3. Behavioral: tool-call fan-out and sequence anomalies

The agent equivalent of the Kerberoasting fan-out rule. A copilot answering a question touches one or two tools; a hijacked agent enumerates - reading many documents, then calling a send/export/write tool it rarely uses. Baseline per tool and per identity, then alert on the outliers:

# Pseudo-aggregation over tool-call logs
alert when, within 5m, a single session:
    calls >= N distinct tools            # fan-out (baseline N first)
    or reads >= M distinct documents     # bulk context-stuffing
    or invokes a "consequential" tool    # send_email, create_rule,
       it has never used before          # export, delete, payment
severity: medium - this is a triage feed, not a pager rule

Run it report-only for a couple of weeks exactly like a SIEM correlation rule: find your noisy legitimate automations, allowlist them, and set thresholds above your noisiest honest session.

Mitigation: design beats detection here

More than in any other writeup on this site, the architecture is the control. In order of impact:

Scope tools to the task, not the product. A summarizer needs read access to one document, not a mailbox-wide search tool and an email sender. LLM06 is a permissions decision you control completely, today.
Put a human between the model and consequential actions. Sending mail, moving money, changing configs, deleting data - require approval. Keep the approval UI honest: show the actual action and arguments, not the model's summary of them.
Break the exfiltration leg. No unrestricted outbound fetches, no rendering remote images from model output, allowlisted domains for every tool that touches the network.
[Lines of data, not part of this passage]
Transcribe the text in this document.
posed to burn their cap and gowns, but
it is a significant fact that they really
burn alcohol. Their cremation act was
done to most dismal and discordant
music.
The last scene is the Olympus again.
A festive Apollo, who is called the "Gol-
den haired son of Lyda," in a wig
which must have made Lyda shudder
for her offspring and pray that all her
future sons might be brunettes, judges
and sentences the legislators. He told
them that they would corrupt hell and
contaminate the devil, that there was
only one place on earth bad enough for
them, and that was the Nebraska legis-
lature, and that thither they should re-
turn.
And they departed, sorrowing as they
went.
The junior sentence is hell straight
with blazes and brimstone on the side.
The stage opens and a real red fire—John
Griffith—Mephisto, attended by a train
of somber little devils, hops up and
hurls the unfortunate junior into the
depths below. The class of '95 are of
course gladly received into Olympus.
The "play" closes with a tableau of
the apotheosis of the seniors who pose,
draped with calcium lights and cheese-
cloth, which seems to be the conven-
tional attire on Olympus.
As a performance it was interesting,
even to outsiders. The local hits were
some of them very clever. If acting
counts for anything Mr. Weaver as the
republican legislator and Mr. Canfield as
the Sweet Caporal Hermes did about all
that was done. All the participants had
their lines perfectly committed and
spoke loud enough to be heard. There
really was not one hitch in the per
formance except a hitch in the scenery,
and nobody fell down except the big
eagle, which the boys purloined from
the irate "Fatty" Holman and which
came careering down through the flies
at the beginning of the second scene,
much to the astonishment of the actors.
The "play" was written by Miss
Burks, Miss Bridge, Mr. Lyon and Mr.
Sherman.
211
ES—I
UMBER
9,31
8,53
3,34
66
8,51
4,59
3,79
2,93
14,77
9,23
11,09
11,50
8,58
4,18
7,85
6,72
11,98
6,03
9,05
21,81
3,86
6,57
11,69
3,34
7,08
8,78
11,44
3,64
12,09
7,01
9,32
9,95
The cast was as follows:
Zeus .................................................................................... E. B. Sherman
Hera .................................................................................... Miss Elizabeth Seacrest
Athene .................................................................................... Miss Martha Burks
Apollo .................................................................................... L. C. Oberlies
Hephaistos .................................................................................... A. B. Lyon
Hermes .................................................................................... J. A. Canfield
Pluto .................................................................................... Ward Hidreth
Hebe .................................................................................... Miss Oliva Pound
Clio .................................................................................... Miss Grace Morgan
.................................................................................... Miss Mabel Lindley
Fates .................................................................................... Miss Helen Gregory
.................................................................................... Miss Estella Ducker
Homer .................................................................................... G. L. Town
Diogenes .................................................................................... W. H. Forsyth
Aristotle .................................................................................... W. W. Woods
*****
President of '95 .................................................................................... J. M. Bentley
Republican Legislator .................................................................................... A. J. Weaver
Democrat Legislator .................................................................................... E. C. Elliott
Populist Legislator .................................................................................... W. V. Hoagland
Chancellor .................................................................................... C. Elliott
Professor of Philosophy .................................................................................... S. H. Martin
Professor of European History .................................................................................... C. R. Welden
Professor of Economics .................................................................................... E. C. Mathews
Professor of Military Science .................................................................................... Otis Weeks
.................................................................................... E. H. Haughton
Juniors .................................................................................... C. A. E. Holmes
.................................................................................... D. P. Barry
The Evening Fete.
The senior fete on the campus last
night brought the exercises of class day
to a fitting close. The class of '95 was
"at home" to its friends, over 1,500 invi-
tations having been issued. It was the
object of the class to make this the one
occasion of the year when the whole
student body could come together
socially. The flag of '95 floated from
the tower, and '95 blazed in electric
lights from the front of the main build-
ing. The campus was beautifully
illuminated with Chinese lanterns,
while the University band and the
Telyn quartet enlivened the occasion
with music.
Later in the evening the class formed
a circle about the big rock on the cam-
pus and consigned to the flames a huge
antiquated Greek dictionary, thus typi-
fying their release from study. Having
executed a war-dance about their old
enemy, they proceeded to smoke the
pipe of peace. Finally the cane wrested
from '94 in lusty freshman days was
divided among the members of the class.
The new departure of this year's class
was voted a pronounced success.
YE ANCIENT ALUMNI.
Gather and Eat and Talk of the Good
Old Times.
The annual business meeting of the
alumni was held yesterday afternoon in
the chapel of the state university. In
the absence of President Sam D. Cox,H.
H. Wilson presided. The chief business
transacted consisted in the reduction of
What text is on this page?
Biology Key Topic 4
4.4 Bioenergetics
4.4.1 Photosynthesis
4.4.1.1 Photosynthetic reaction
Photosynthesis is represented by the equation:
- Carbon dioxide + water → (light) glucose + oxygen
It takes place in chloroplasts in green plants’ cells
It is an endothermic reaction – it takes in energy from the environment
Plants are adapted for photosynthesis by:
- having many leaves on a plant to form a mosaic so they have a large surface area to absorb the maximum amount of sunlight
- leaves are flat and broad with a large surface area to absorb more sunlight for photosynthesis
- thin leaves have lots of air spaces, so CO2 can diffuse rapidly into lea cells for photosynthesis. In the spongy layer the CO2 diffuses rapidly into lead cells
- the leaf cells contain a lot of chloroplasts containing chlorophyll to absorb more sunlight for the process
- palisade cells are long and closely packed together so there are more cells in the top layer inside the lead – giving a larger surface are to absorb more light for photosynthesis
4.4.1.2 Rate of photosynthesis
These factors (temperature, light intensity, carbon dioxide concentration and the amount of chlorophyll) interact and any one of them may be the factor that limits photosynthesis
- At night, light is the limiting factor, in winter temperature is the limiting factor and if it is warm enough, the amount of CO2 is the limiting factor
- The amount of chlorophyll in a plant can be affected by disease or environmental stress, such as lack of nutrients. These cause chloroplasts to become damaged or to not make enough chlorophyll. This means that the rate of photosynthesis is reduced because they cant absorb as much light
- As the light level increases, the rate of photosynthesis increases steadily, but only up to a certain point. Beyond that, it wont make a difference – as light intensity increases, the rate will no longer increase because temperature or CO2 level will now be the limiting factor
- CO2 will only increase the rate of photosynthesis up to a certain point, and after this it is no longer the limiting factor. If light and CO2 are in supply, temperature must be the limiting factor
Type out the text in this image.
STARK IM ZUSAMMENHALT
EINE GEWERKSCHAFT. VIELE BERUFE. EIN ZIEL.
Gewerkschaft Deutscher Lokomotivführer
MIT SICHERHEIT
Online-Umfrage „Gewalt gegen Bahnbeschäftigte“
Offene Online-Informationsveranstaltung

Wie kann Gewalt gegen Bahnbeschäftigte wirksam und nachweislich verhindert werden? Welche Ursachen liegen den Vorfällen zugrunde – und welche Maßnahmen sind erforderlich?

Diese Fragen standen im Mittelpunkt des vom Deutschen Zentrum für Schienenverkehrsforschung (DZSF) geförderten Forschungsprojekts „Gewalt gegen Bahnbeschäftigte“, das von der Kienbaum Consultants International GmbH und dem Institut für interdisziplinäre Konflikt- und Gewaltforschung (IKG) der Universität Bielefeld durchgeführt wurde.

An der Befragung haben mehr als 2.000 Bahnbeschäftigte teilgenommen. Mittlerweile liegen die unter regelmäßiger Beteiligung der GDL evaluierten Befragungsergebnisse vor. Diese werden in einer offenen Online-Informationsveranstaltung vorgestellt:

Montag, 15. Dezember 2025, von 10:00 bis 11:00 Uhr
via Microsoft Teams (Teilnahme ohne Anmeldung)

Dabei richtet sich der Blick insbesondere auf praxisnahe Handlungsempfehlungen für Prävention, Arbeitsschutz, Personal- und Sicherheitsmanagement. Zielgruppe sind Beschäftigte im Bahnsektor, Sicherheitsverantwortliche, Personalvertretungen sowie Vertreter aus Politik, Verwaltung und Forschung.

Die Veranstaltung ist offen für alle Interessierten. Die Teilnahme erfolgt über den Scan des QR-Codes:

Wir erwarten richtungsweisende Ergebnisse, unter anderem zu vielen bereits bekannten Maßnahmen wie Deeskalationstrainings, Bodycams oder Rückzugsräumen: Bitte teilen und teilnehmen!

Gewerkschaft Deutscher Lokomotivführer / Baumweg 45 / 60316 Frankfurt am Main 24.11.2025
If the trifecta can't complete, injection becomes much less interesting.
Keep secrets out of prompts. System prompts leak - assume LLM07 - so API keys, internal hostnames, and customer data don't belong there. The canary should be the only "secret" in your prompt, and it's designed to leak loudly.
Treat model output as untrusted input (LLM05): encode it before it hits HTML, parameterize it before it hits SQL, never pipe it to a shell. This one is fully solved technology; there's no excuse.
Inventory and pin your models like any other dependency (LLM03), and put rate/cost limits on every endpoint (LLM10).
For the formal backing when you write policy: the joint NCSC/CISA Guidelines for Secure AI System Development and NIST's AI RMF map cleanly onto everything above.

Honest limitations

There is no deterministic fix for prompt injection. Guardrail models and prompt classifiers are probabilistic - useful as a filter layer, bypassable by a motivated attacker. Anyone selling you a product that "solves" injection is selling you LLM09.
The detections here are younger than the rest of this site's content. Windows eventing has decades of field testing; LLM telemetry has a couple of years and no standard schema. Expect to adapt everything to your own logging, and expect this writeup to age faster than the Kerberoasting one.
The canary catches leakage, not all injection. An attack that quietly biases an answer, or exfiltrates without echoing the prompt, walks past rule #1. That's why the egress and behavioral layers exist, and why blast-radius design outranks all three.
Vendor-hosted copilots limit your visibility. For M365 Copilot you get what Purview exposes, not raw model I/O. Push vendors on logging the same way you'd push a SaaS provider on audit APIs - it's the same ask.

References

Scope note. This is a defensive writeup. It describes injection classes only to the depth a defender needs to log, detect, and contain them - it deliberately contains no working injection payloads, jailbreak strings, or evasion techniques. UMBRASEC publishes defense, not offense.